Tony Robinson, 19.  

David Joseph, 17.

Those are the names and ages of black males who have been shot by police in recent years. I only listed 4 names. But every 28 hours in this country, the police, THE POLICE — the ones sworn to serve and protect — kill a black person in America. Because I can’t turn a blind eye to the facts, I can’t help but to wonder if there will be a hashtag for my son, Elijah.

But they are all our sons. This is the burden of black parenthood.  

America has a peculiar thing with history, and what I’ve learned is that black people face a clear and ever-present danger from those who swore to protect them.

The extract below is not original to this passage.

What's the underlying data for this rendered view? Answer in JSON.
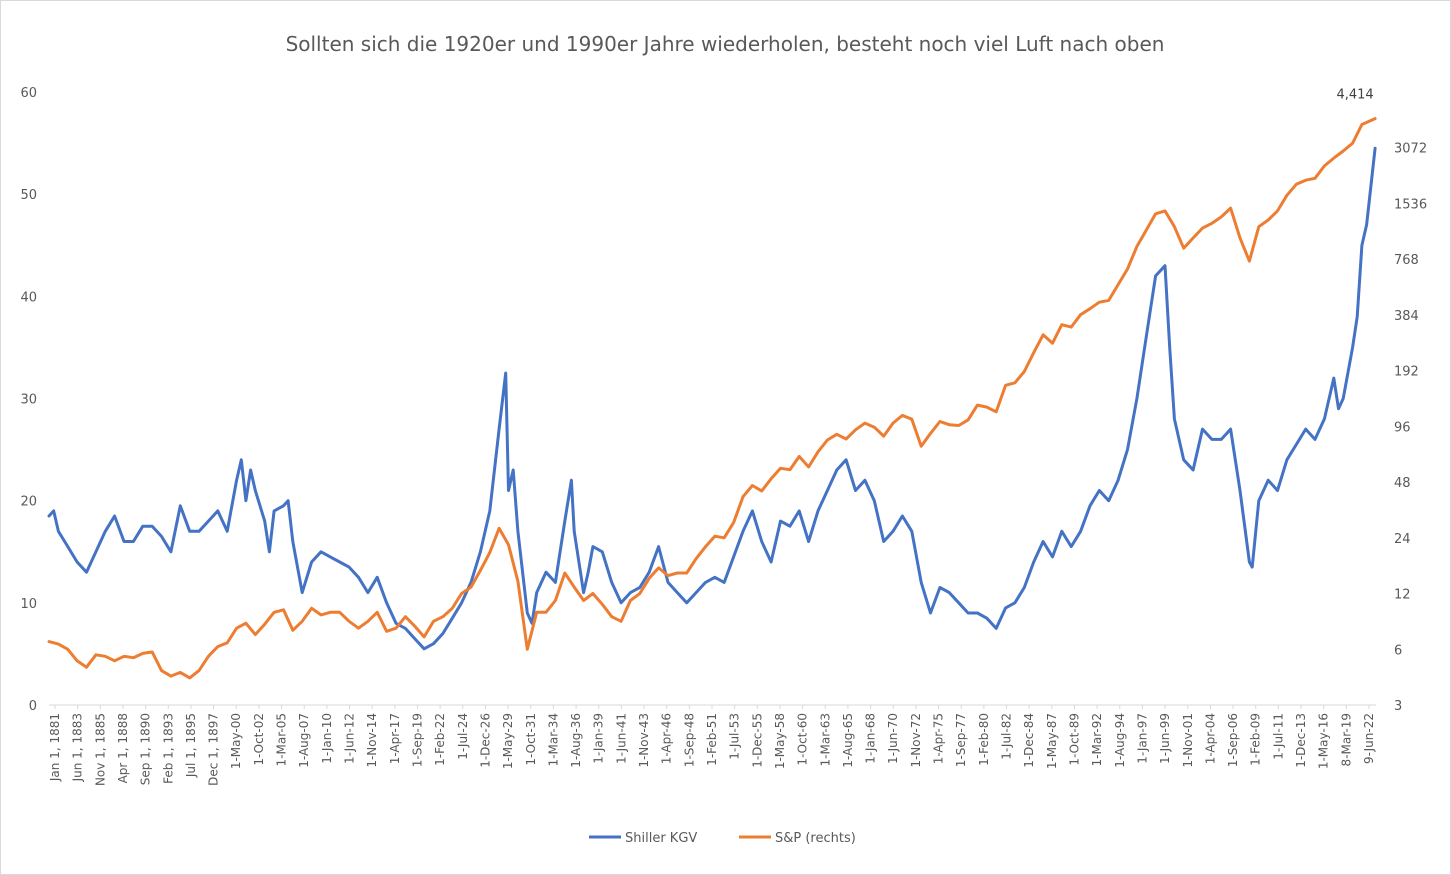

Like every parent, I want the best for my son. It’s instinctive to me that I do everything in my power to protect him – and the definition of protecting him continues to expand. It means making sure he crosses the street safely, making sure his shoes are tied, giving him access to proper nutrition, teaching him about stranger danger and teaching him that no matter what – listen, obey, stop or run, there’s a likelihood that when he is stopped by the police, he could lose his life.

I’ve been struggling with how I can protect my son in the “land of the free” – a country that, since day one, has said his life is less than and at a disadvantage.

A country that demonstrates that it’s not murder if the police shoot him for playing with a toy, demonstrates that it’s not murder if the police are doing a raid and he’s just sleeping on the couch. Demonstrates that being suspended from pre-school and elementary school will happen at a rate more than twice that of his white peers, and that, growing up in Milwaukee, he can expect to spend some time in prison by the time he reaches age 30.

Last night I cried after I tucked him in bed.

This morning, I hugged him a little tighter. I’m scared. I don’t know when the last time will come.

And this is the very real, heavy burden of black parenthood in America today.

As Americans, at a very young age, we’re taught to believe our Constitution, we’re taught to celebrate our independence, to recite the Pledge of Allegiance, that’s it’s ok to go to war for our country. But what happens when you do all of that and none of it matters?

What do you do when you’re reading in your history book about how the greatest country on Earth called your ancestors animals, considered your family, only a few generations removed, as three-fifths of a person, and has called you inferior and set you at a disadvantage?

In our books, we’re taught to “hold these truths to be self-evident, that all men are created equal, that they are endowed by their Creator with certain unalienable rights, that among these are life, liberty and the pursuit of happiness.”

But in real life, my son is almost 7 years old and these things are fact:

His lighter-complexion won’t save him.

His Montessori education won’t save him.

The 44th President of the United State of America won’t save him.

His deep brown eyes and pronounced dimples won’t save him.

All the ‘pleases, thank-you’s,’ and ‘No, sir, Yes, sir’ won’t save him.

So, I’m asking again because my brain can’t compute: At what age does a black male child learn that others see him as scary?